Description:
escapeSJISByteStream() is used to escape the '0x5c' in the high byte of double-byte characters such as GBK, BIG5, SJIS.
I think the author may be not fimilar with GBK and BIG5.
GBK characer set
GBK/2: B0A1-F7FE CJK UNIFIED IDEOGRAPH
GBK/3: 8140-A0FE CJK UNIFIED IDEOGRAPH
GBK/4: AA40-FEA0 CJK UNIFIED IDEOGRAPH
GBK/1: A1A1-A9FE symbol
GBK/5: A840-A9A0 symbol
gb2312 is subset of GBK, gb2312=GBK/1 + GBK/2
At com.mysql.jdbc.StringUtils.java line 311-312
if (((loByte >= 0x81) && (loByte <= 0x9F))
|| ((loByte >= 0xE0) && (loByte <= 0xFC))) {
It is not contain the whole GBK characer set.
if we use the conection url
"jdbc:mysql://localhost/test?useUnicode=true&characterEncoding=GBK"
when we insert a string field which contains chinese characers, there will be a StringIndexOutOfBoundsException.
Exception in thread "main" java.lang.StringIndexOutOfBoundsException: String index out of range: 4
at java.lang.String.charAt(String.java:460)
at com.mysql.jdbc.StringUtils.escapeSJISByteStream StringUtils.java:280)
at com.mysql.jdbc.StringUtils.getBytes(StringUtils.java:105)
at com.mysql.jdbc.PreparedStatement.setString(PreparedStatement.java:1068)
at TestSql.main(TestSql.java:19)
How to repeat:
CREATE TABLE mytable (name VARCHAR(20));
import java.sql.*;
public class TestSql {
public static String dbDriver = "com.mysql.jdbc.Driver";
public static String dbURL = "jdbc:mysql://localhost/test?useUnicode=true&characterEncoding=GBK"; // use gb2321 instead GBK no problem, because needn't call escapeSJISByteStream().
public static String user = "root";
public static String password = "root";
public static void main(String[] args)
throws ClassNotFoundException, SQLException {
Class.forName(dbDriver);
Connection conn = DriverManager.getConnection(dbURL, user, password);
PreparedStatement stmt = conn.prepareStatement(
"insert into mytable (name) values ( ? )");
stmt.setString(1, "\u4e2d\u6587"); //two chinese characters
//stmt.setString(1, "abcd"); if insert "abcd" no problem
stmt.execute();
stmt.close();
conn.close();
}
}
Exception in thread "main" java.lang.StringIndexOutOfBoundsException: String index out of range: 4
at java.lang.String.charAt(String.java:460)
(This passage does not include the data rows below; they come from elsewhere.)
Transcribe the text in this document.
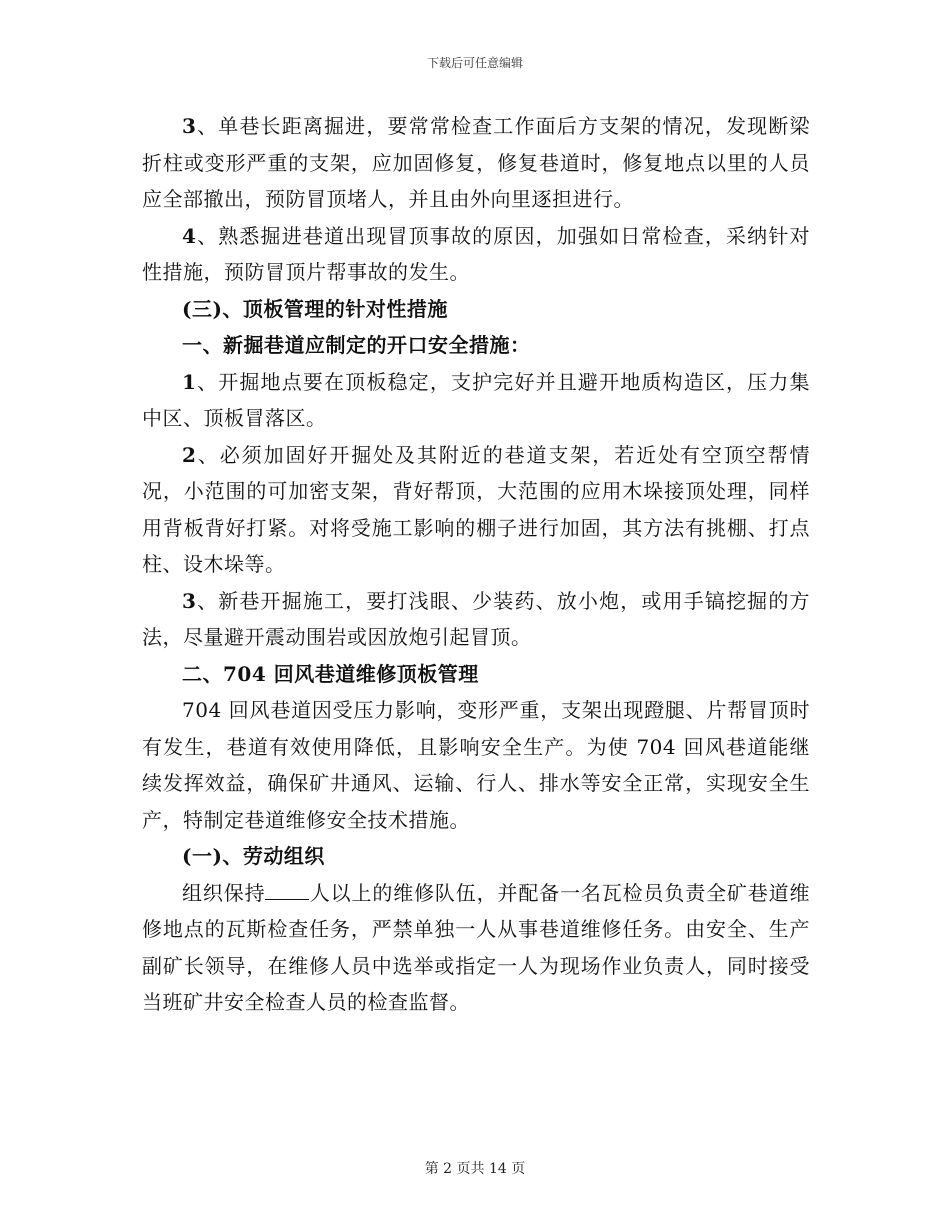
下载后可任意编辑

3、单巷长距离掘进，要常常检查工作面后方支架的情况，发现断梁折柱或变形严重的支架，应加固修复，修复巷道时，修复地点以里的人员应全部撤出，预防冒顶堵人，并且由外向里逐担进行。

4、熟悉掘进巷道出现冒顶事故的原因，加强如日常检查，采纳针对性措施，预防冒顶片帮事故的发生。

(三)、顶板管理的针对性措施

一、新掘巷道应制定的开口安全措施：

1、开掘地点要在顶板稳定，支护完好并且避开地质构造区，压力集中区、顶板冒落区。

2、必须加固好开掘处及其附近的巷道支架，若近处有空顶空帮情况，小范围的可加密支架，背好帮顶，大范围的应用木垛接顶处理，同样用背板背好打紧。对将受施工影响的棚子进行加固，其方法有挑棚、打点柱、设木垛等。

3、新巷开掘施工，要打浅眼、少装药、放小炮，或用手镐挖掘的方法，尽量避开震动围岩或因放炮引起冒顶。

二、704 回风巷道维修顶板管理

704 回风巷道因受压力影响，变形严重，支架出现蹬腿、片帮冒顶时有发生，巷道有效使用降低，且影响安全生产。为使 704 回风巷道能继续发挥效益，确保矿井通风、运输、行人、排水等安全正常，实现安全生产，特制定巷道维修安全技术措施。

(一)、劳动组织

组织保持 人以上的维修队伍，并配备一名瓦检员负责全矿巷道维修地点的瓦斯检查任务，严禁单独一人从事巷道维修任务。由安全、生产副矿长领导，在维修人员中选举或指定一人为现场作业负责人，同时接受当班矿井安全检查人员的检查监督。

第 2 页共 14 页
at com.mysql.jdbc.StringUtils.escapeSJISByteStream StringUtils.java:280)
at com.mysql.jdbc.StringUtils.getBytes(StringUtils.java:105)
at com.mysql.jdbc.PreparedStatement.setString(PreparedStatement.java:1068)
at TestSql.main(TestSql.java:19)
Suggested fix:
very easy
com.mysql.jdbc.StringUtils.java line 311-312
if (((loByte >= 0x81) && (loByte <= 0x9F))
|| ((loByte >= 0xE0) && (loByte <= 0xFC))) {
replace it with
if (loByte >= 0x80) {....
everything is ok.
For double-byte characters such as GBK, BIG5, the high bit of loByte is always '1', it seperates double-byte characters from
the standard ASCII.
in addition, escaping the '0x5c' dose not need the origin String. The above rule is enough.
For this reason, many Chinese users still use the mm.mysql.
mm.mysql. have a problem in deal with the 0x5c.
The high byte of some characters is 0x5c, but these characters are seldom used.
Thank you for Chinese users.